Coronavirus – Science at Home

The single most useful thing you can do to help fight the Coronavirus is to follow advice on self-isolating, social distancing and washing your hands.

But there is also a more practical thing you can do, running distributed computing programs.

Folding @ Home and Rosetta @ Home

Folding @ Home is a distributed computing program you can run on your home computer which simulates protein folding at the molecular level. It is run by Stanford university.

Rosetta @ Home works out the final state of proteins, allowing scientists to work out how they work. It runs on the BOINC platform managed by UC Berkeley.

Proteins

Proteins are the building blocks of life and how they fold into different shapes determine what they do. Cells in your body communicate using them and use them to build and repair your body.

Viruses (like Coronavirus) have proteins on the outside of them which trick your cells into letting them in (by looking like useful proteins the cells need), then they take over and use the cell to reproduce.

Your immune system creates proteins to latch onto viruses and other foreign objects in your body to prevent them from interacting with your cells. Knowing what shapes interact with each other requires understanding the final state a protein folds into. This is what Rosetta does. Rosetta was able to accurately predict the final state of the Coronavirus proteins weeks before they could be properly measured in the lab.

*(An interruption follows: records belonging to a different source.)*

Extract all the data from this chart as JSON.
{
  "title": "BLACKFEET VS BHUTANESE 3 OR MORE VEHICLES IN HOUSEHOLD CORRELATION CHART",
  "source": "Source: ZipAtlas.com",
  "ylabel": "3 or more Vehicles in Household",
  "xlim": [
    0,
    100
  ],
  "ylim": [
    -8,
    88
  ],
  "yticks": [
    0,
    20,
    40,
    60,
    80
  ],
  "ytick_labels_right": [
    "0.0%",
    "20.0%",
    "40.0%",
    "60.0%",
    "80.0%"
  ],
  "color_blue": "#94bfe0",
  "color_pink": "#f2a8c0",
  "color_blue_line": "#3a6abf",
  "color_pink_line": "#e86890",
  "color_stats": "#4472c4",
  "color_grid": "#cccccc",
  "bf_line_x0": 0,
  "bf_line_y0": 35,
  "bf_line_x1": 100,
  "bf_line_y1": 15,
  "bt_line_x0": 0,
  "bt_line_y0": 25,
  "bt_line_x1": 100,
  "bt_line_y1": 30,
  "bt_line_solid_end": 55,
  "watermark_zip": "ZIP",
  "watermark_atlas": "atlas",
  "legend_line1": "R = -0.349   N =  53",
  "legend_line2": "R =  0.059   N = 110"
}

Other diseases, such as Alzheimer’s and Parkinson’s, are caused by defects in certain proteins. Understanding exactly how they fold and at which points they can go wrong is the research the Folding @ Home performs. Understanding the ways proteins fold can also help discover new way to bind drugs to them which aren’t obvious from the final folded state.

Antivirals and Vaccines

Kurzgesagt has some brilliant videos on the immune system here, here and one on Coronavirus specifically here.

To create an effective vaccine a virus has to be weakened so it won’t make people sick (or at least only mildly sick). However, it still needs to resemble the original virus, otherwise the immune system won’t create the correct anti-bodies to fight it.

Antiviral drugs work in a similar way to your immune system. Latching onto the virus and making its attack method ineffective. For those with weak immune systems fighting Coronavirus, it could make all the difference.

Understanding a virus is the only way in the long run to effectively fight it. By donating spare computational power to projects like these you can help stop Coronavirus faster.